Tax issues are usually not at the forefront a couple’s mind when a relationship breaks down, but maybe now they should be.

Bright-line test

We already have a capital gains tax in the form of a bright-line test. This applies to residential investment property acquired since October 1 2015 that is sold (or otherwise transferred) within two years of acquisition unless an exception applies.

If property has been acquired on or after March 28 2018, a five-year bright line test applies.

The Capital Gains tax

The CGT proposes to go further than the bright-line test. Investment gains arising after the implementation date (the valuation day) will be taxed. This will apply to all assets held then, not just those acquired after that date.

The Tax Working Group’s final report, announced on February 21, concerns us regarding the major assets that we encounter in practice:

• The family home: The sale of the family home will not attract any taxation, but lifestyle blocks may.

• The holiday home and other investment properties: The holiday home will be subject to tax, as will any investment properties. It is likely people will seek to retain these properties rather than sell them to avoid the tax. Any rental income derived from these assets will be taxed according to normal rules. A potential issue is when one party sells the investment property or holiday home, post-separation. They will be subject to the capital gains tax.

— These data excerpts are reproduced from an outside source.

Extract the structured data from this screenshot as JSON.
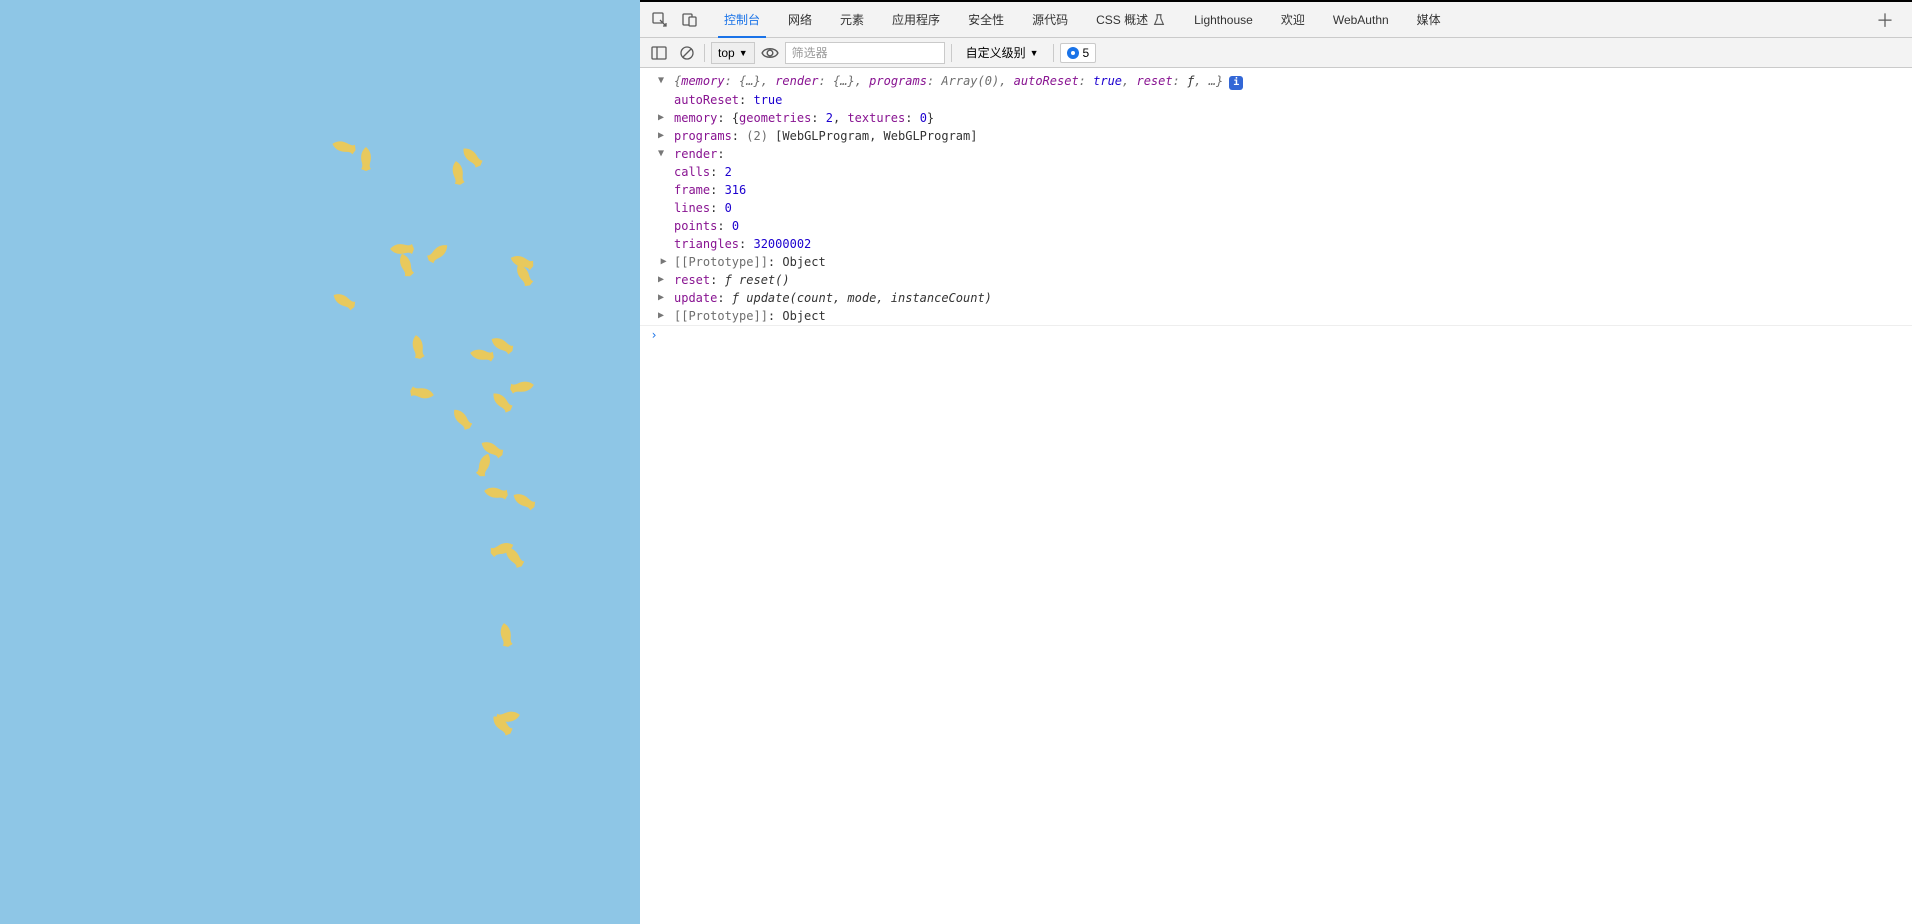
{
  "devtools": {
    "tabs": [
      "控制台",
      "网络",
      "元素",
      "应用程序",
      "安全性",
      "源代码",
      "CSS 概述",
      "Lighthouse",
      "欢迎",
      "WebAuthn",
      "媒体"
    ],
    "active_tab": "控制台",
    "css_overview_has_flask": true
  },
  "toolbar": {
    "context": "top",
    "filter_placeholder": "筛选器",
    "level_label": "自定义级别",
    "issues_count": "5"
  },
  "console": {
    "summary_prefix": "{",
    "summary_parts": [
      {
        "k": "memory",
        "v": "{…}"
      },
      {
        "k": "render",
        "v": "{…}"
      },
      {
        "k": "programs",
        "v": "Array(0)"
      },
      {
        "k": "autoReset",
        "v": "true",
        "vt": "bool"
      },
      {
        "k": "reset",
        "v": "ƒ",
        "vt": "fn"
      }
    ],
    "summary_suffix": ", …}",
    "autoReset_key": "autoReset",
    "autoReset_val": "true",
    "memory": {
      "key": "memory",
      "prefix": "{",
      "parts": [
        {
          "k": "geometries",
          "v": "2"
        },
        {
          "k": "textures",
          "v": "0"
        }
      ],
      "suffix": "}"
    },
    "programs": {
      "key": "programs",
      "count": "(2)",
      "val": "[WebGLProgram, WebGLProgram]"
    },
    "render": {
      "key": "render",
      "props": [
        {
          "k": "calls",
          "v": "2"
        },
        {
          "k": "frame",
          "v": "316"
        },
        {
          "k": "lines",
          "v": "0"
        },
        {
          "k": "points",
          "v": "0"
        },
        {
          "k": "triangles",
          "v": "32000002"
        }
      ],
      "proto_key": "[[Prototype]]",
      "proto_val": "Object"
    },
    "reset": {
      "key": "reset",
      "sig": "ƒ reset()"
    },
    "update": {
      "key": "update",
      "sig": "ƒ update(count, mode, instanceCount)"
    },
    "proto": {
      "key": "[[Prototype]]",
      "val": "Object"
    }
  },
  "fish_positions": [
    [
      330,
      140,
      15
    ],
    [
      352,
      152,
      90
    ],
    [
      444,
      166,
      80
    ],
    [
      458,
      150,
      45
    ],
    [
      508,
      255,
      20
    ],
    [
      510,
      268,
      60
    ],
    [
      488,
      338,
      30
    ],
    [
      388,
      242,
      0
    ],
    [
      392,
      258,
      70
    ],
    [
      424,
      246,
      140
    ],
    [
      468,
      348,
      10
    ],
    [
      508,
      380,
      170
    ],
    [
      330,
      294,
      30
    ],
    [
      404,
      340,
      80
    ],
    [
      408,
      386,
      190
    ],
    [
      488,
      395,
      45
    ],
    [
      448,
      412,
      50
    ],
    [
      470,
      458,
      110
    ],
    [
      510,
      494,
      30
    ],
    [
      488,
      542,
      160
    ],
    [
      500,
      550,
      50
    ],
    [
      492,
      628,
      80
    ],
    [
      494,
      710,
      170
    ],
    [
      488,
      718,
      45
    ],
    [
      478,
      442,
      30
    ],
    [
      482,
      486,
      10
    ]
  ]
}
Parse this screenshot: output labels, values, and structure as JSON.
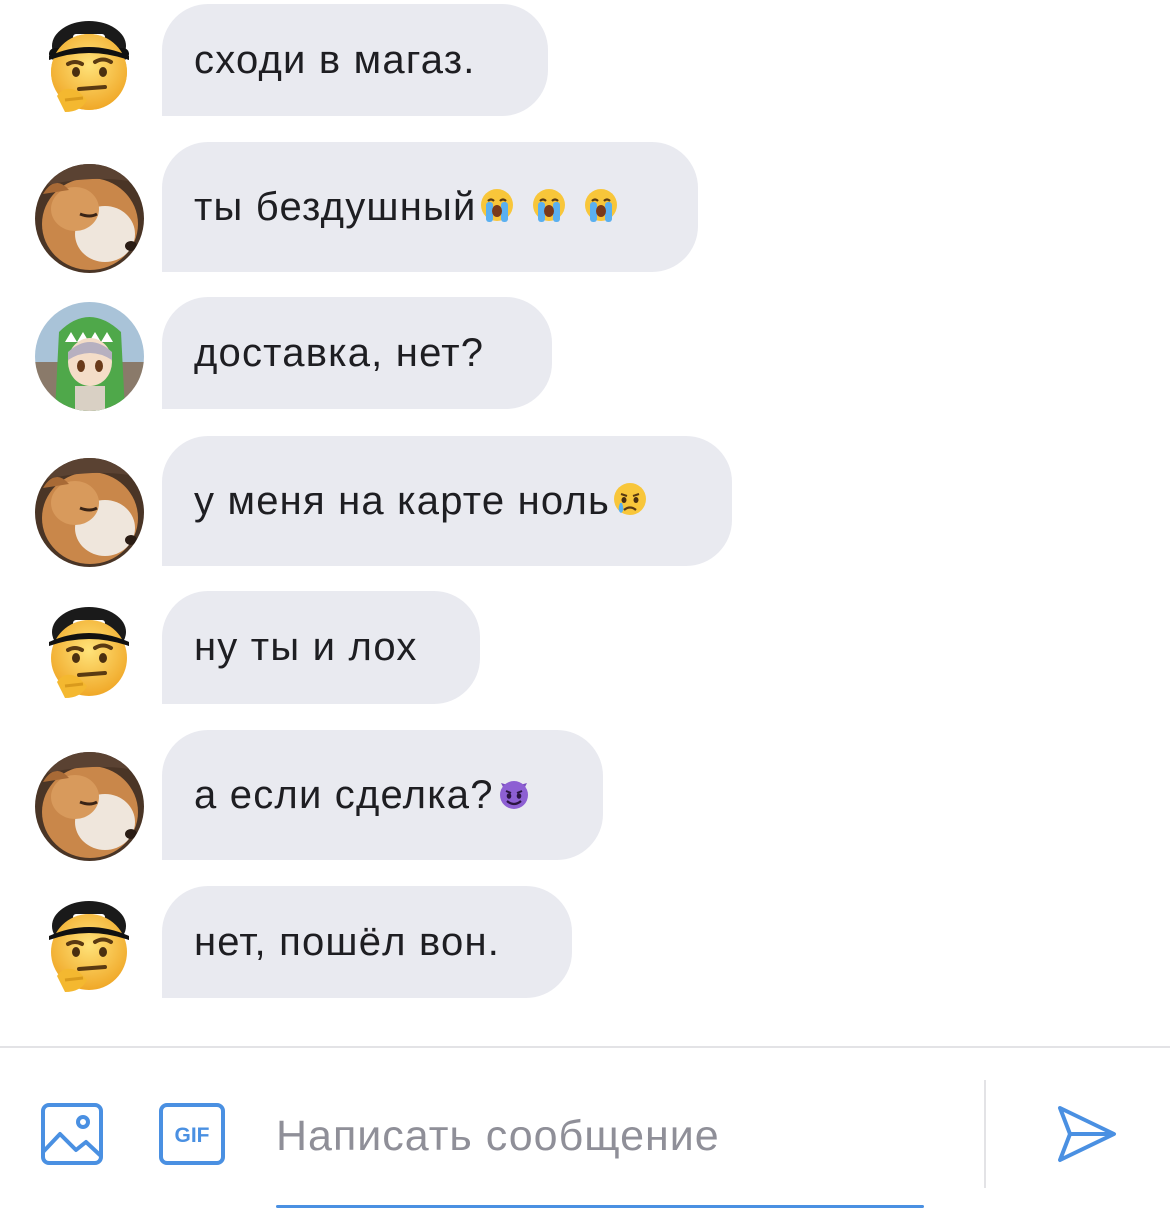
{
  "messages": [
    {
      "avatar": "thinking-cap-emoji-avatar",
      "text": "сходи в магаз.",
      "emojis": []
    },
    {
      "avatar": "shiba-dog-avatar",
      "text": "ты бездушный",
      "emojis": [
        "loudly-crying-face",
        "loudly-crying-face",
        "loudly-crying-face"
      ]
    },
    {
      "avatar": "anime-green-hood-avatar",
      "text": "доставка, нет?",
      "emojis": []
    },
    {
      "avatar": "shiba-dog-avatar",
      "text": "у меня на карте ноль",
      "emojis": [
        "crying-face"
      ]
    },
    {
      "avatar": "thinking-cap-emoji-avatar",
      "text": "ну ты и лох",
      "emojis": []
    },
    {
      "avatar": "shiba-dog-avatar",
      "text": "а если сделка?",
      "emojis": [
        "smiling-face-with-horns"
      ]
    },
    {
      "avatar": "thinking-cap-emoji-avatar",
      "text": "нет, пошёл вон.",
      "emojis": []
    }
  ],
  "composer": {
    "placeholder": "Написать сообщение",
    "value": "",
    "photo_icon": "image-icon",
    "gif_icon": "gif-icon",
    "gif_label": "GIF",
    "send_icon": "send-icon"
  },
  "colors": {
    "bubble": "#e9eaf0",
    "accent": "#4a90e2",
    "text": "#1e1e22",
    "placeholder": "#8f8f98"
  }
}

• Shares: Gains on shares will be subject to the capital gains tax. People will be looking to retain any shares they have. The existing rules continue to apply to foreign shares that are currently taxed under the fair dividend rate method of taxation.

• Small business: Any gains from small business will be taxed at the regular income tax rate.

• Superannuation: Pay-outs from retirement schemes like KiwiSaver will be exempt.

• Companies: It is not clear exactly how companies will be taxed.

• Personal assets: Personal use assets such as cars, boats or other household durables will not be included.


These proposed changes will mean that people going through a divorce will be more likely to hold on to assets like shares and investment properties.

Couples may well have to work out different ways of splitting relationship property without selling it.

It is also advisable to seek the advice of accountants and tax advisors in relation to settlement — especially where there is a high-value relationship property pool.

Overall, these changes — as they stand at the moment, and whether they will stay standing is a moot point — are likely to make relationship property settlements more complex.

If one party is to shoulder a larger proportion of tax, this will be have to be accounted for, literally.

New Zealand’s financial and legal advisers will be busy helping people jump through new hoops and find new loopholes.